Depois da emoção causada pelo trabalho de Marcélia Cartaxo em A Mãe, de Cristiano Burlan, outra mãe comoveu o Festival de Gramado. Trata-se da personagem principal de El Camino del Sol, da mexicana Claudia Sainte-Luce. Sol (Anajosé Aldrete) tem o filho sequestrado e, dias depois, os bandidos entram em contato exigindo resgate. Sua vida passa a ser uma corrida contra o tempo para levantar o dinheiro exigido para salvar a vida do filho. 

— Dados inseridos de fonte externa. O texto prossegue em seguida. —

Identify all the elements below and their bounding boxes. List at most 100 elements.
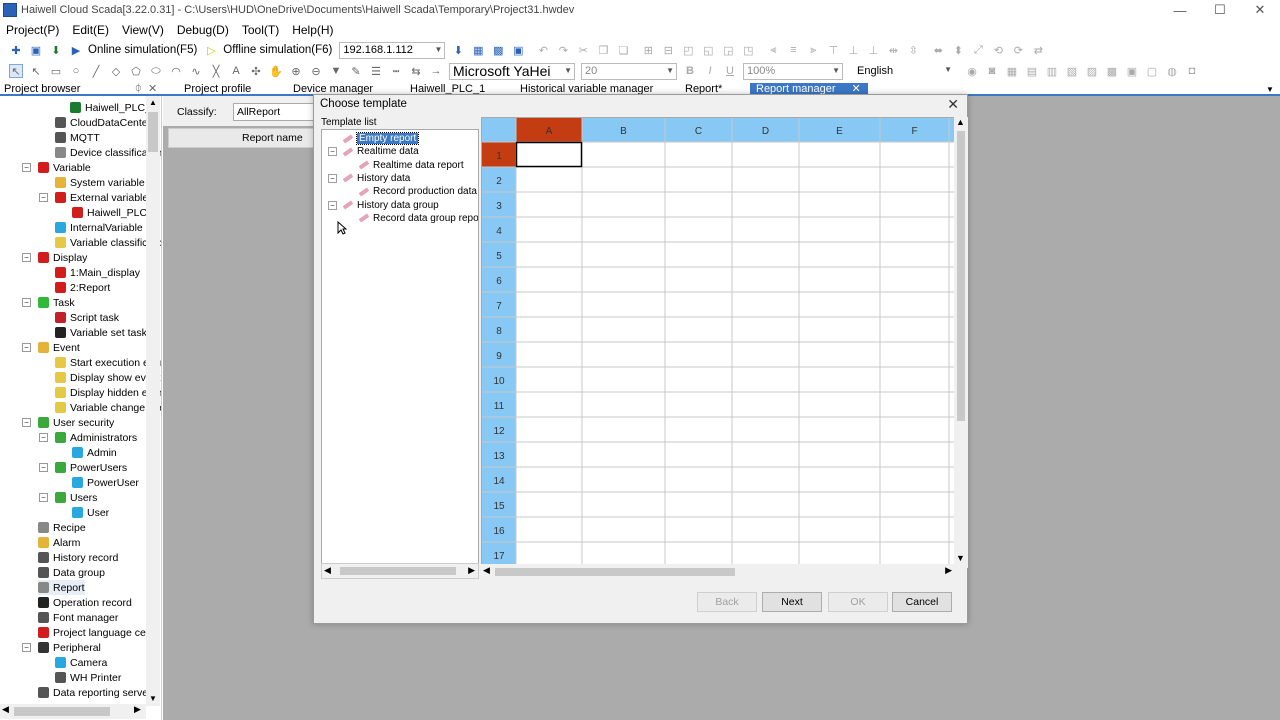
zoom-select[interactable]: 100% ▼	[743, 62, 843, 80]
ellipse-icon[interactable]: ⬭	[149, 64, 163, 78]
row-header[interactable]: 13	[493, 451, 505, 462]
row-header[interactable]: 10	[493, 376, 505, 387]
tree-item[interactable]: Data group	[38, 565, 105, 580]
ok-button[interactable]: OK	[828, 592, 888, 612]
font-size-select[interactable]: 20 ▼	[581, 62, 677, 80]
minimize-button[interactable]: —	[1160, 0, 1200, 20]
font-family-select[interactable]: Microsoft YaHei ▼	[449, 62, 575, 80]
tree-item[interactable]: Task	[38, 295, 75, 310]
tree-item[interactable]: Font manager	[38, 610, 118, 625]
tree-item[interactable]: Event	[38, 340, 80, 355]
tree-item[interactable]: Variable set task	[55, 325, 147, 340]
scroll-left-icon[interactable]: ◀	[2, 704, 9, 715]
template-collapse-toggle[interactable]: −	[328, 173, 337, 183]
play-offline-icon[interactable]: ▷	[204, 43, 218, 57]
column-header[interactable]: C	[695, 126, 702, 137]
tree-collapse-toggle[interactable]: −	[39, 433, 48, 442]
download-icon[interactable]: ⬇	[49, 43, 63, 57]
tree-item[interactable]: Peripheral	[38, 640, 101, 655]
scroll-left-icon[interactable]: ◀	[324, 565, 331, 576]
row-header[interactable]: 4	[496, 226, 502, 237]
tree-item[interactable]: 1:Main_display	[55, 265, 140, 280]
tree-item[interactable]: Camera	[55, 655, 107, 670]
menu-tool[interactable]: Tool(T)	[242, 23, 279, 37]
tree-collapse-toggle[interactable]: −	[22, 163, 31, 172]
menu-view[interactable]: View(V)	[122, 23, 164, 37]
ip-address-select[interactable]: 192.168.1.112 ▼	[339, 41, 446, 59]
distribute-v-icon[interactable]: ⇳	[906, 43, 920, 57]
tree-item[interactable]: Haiwell_PLC_1	[70, 100, 157, 115]
tree-item[interactable]: Project language center	[38, 625, 161, 640]
template-collapse-toggle[interactable]: −	[328, 147, 337, 157]
row-header[interactable]: 5	[496, 251, 502, 262]
layout7-icon[interactable]: ▢	[1145, 64, 1159, 78]
column-header[interactable]: F	[911, 126, 917, 137]
underline-button[interactable]: U	[723, 64, 737, 78]
group-icon[interactable]: ⊞	[641, 43, 655, 57]
scroll-right-icon[interactable]: ▶	[134, 704, 141, 715]
tree-collapse-toggle[interactable]: −	[22, 298, 31, 307]
hand-icon[interactable]: ✋	[269, 64, 283, 78]
tree-item[interactable]: Alarm	[38, 535, 80, 550]
row-header[interactable]: 14	[493, 476, 505, 487]
tree-item[interactable]: Administrators	[55, 430, 137, 445]
layout2-icon[interactable]: ▥	[1045, 64, 1059, 78]
rotate-left-icon[interactable]: ⟲	[991, 43, 1005, 57]
polygon-icon[interactable]: ⬠	[129, 64, 143, 78]
paste-icon[interactable]: ❏	[616, 43, 630, 57]
scroll-thumb[interactable]	[957, 131, 965, 421]
select-icon[interactable]: ↖	[29, 64, 43, 78]
pipe-icon[interactable]: ╳	[209, 64, 223, 78]
language-select[interactable]: English ▼	[854, 63, 954, 80]
zoom-out-icon[interactable]: ⊖	[309, 64, 323, 78]
scroll-up-icon[interactable]: ▲	[956, 117, 965, 127]
row-header[interactable]: 15	[493, 501, 505, 512]
line-width-icon[interactable]: ☰	[369, 64, 383, 78]
curve-icon[interactable]: ∿	[189, 64, 203, 78]
layout1-icon[interactable]: ▤	[1025, 64, 1039, 78]
row-header[interactable]: 2	[496, 176, 502, 187]
template-item[interactable]: Realtime data	[342, 145, 419, 158]
rotate-right-icon[interactable]: ⟳	[1011, 43, 1025, 57]
arrow-end-icon[interactable]: →	[429, 64, 443, 78]
tree-collapse-toggle[interactable]: −	[39, 493, 48, 502]
tab-list-dropdown-icon[interactable]: ▼	[1266, 83, 1274, 96]
cancel-button[interactable]: Cancel	[892, 592, 952, 612]
row-header[interactable]: 11	[494, 401, 505, 412]
classify-select[interactable]: AllReport	[233, 103, 319, 121]
scroll-thumb[interactable]	[148, 112, 158, 152]
close-window-button[interactable]: ✕	[1240, 0, 1280, 20]
same-height-icon[interactable]: ⬍	[951, 43, 965, 57]
tree-item[interactable]: System variable	[55, 175, 145, 190]
pointer-icon[interactable]: ↖	[9, 64, 23, 78]
column-header[interactable]: D	[762, 126, 769, 137]
tree-item[interactable]: WH Printer	[55, 670, 121, 685]
column-header[interactable]: E	[836, 126, 843, 137]
layout6-icon[interactable]: ▣	[1125, 64, 1139, 78]
tree-item[interactable]: External variables	[55, 190, 153, 205]
scroll-up-icon[interactable]: ▲	[146, 96, 160, 110]
zoom-in-icon[interactable]: ⊕	[289, 64, 303, 78]
tree-collapse-toggle[interactable]: −	[22, 643, 31, 652]
template-item[interactable]: History data	[342, 172, 410, 185]
scroll-right-icon[interactable]: ▶	[945, 565, 952, 576]
tree-item[interactable]: User	[72, 505, 109, 520]
menu-edit[interactable]: Edit(E)	[72, 23, 109, 37]
monitor-icon[interactable]: ▩	[491, 43, 505, 57]
line-icon[interactable]: ╱	[89, 64, 103, 78]
line-style-icon[interactable]: ┅	[389, 64, 403, 78]
bring-front-icon[interactable]: ◰	[681, 43, 695, 57]
template-collapse-toggle[interactable]: −	[328, 200, 337, 210]
scroll-thumb[interactable]	[14, 707, 110, 716]
tree-horizontal-scrollbar[interactable]: ◀ ▶	[0, 704, 146, 719]
rectangle-icon[interactable]: ▭	[49, 64, 63, 78]
row-header[interactable]: 12	[493, 426, 505, 437]
image-icon[interactable]: ✣	[249, 64, 263, 78]
redo-icon[interactable]: ↷	[556, 43, 570, 57]
scroll-thumb[interactable]	[340, 567, 456, 575]
column-header[interactable]: B	[620, 126, 627, 137]
align-bottom-icon[interactable]: ⊥	[866, 43, 880, 57]
send-back-icon[interactable]: ◱	[701, 43, 715, 57]
offline-simulation-button[interactable]: Offline simulation(F6)	[223, 44, 332, 56]
config-icon[interactable]: ▣	[511, 43, 525, 57]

Não sem antes tentar a ajuda da polícia que, ela logo descobre, mostra pouco interesse em solucionar o crime. Seu primeiro calvário situa-se nessa tentativa de desbravar os meandros burocráticos e driblar a corrupção policial. Vendo que tudo é inútil, e como o tempo está passando, decide virar-se por conta própria. Sem dar spoilers, mas mãe que tem o filho sequestrado, torna-se, ela própria, uma delinquente para conseguir o dinheiro. 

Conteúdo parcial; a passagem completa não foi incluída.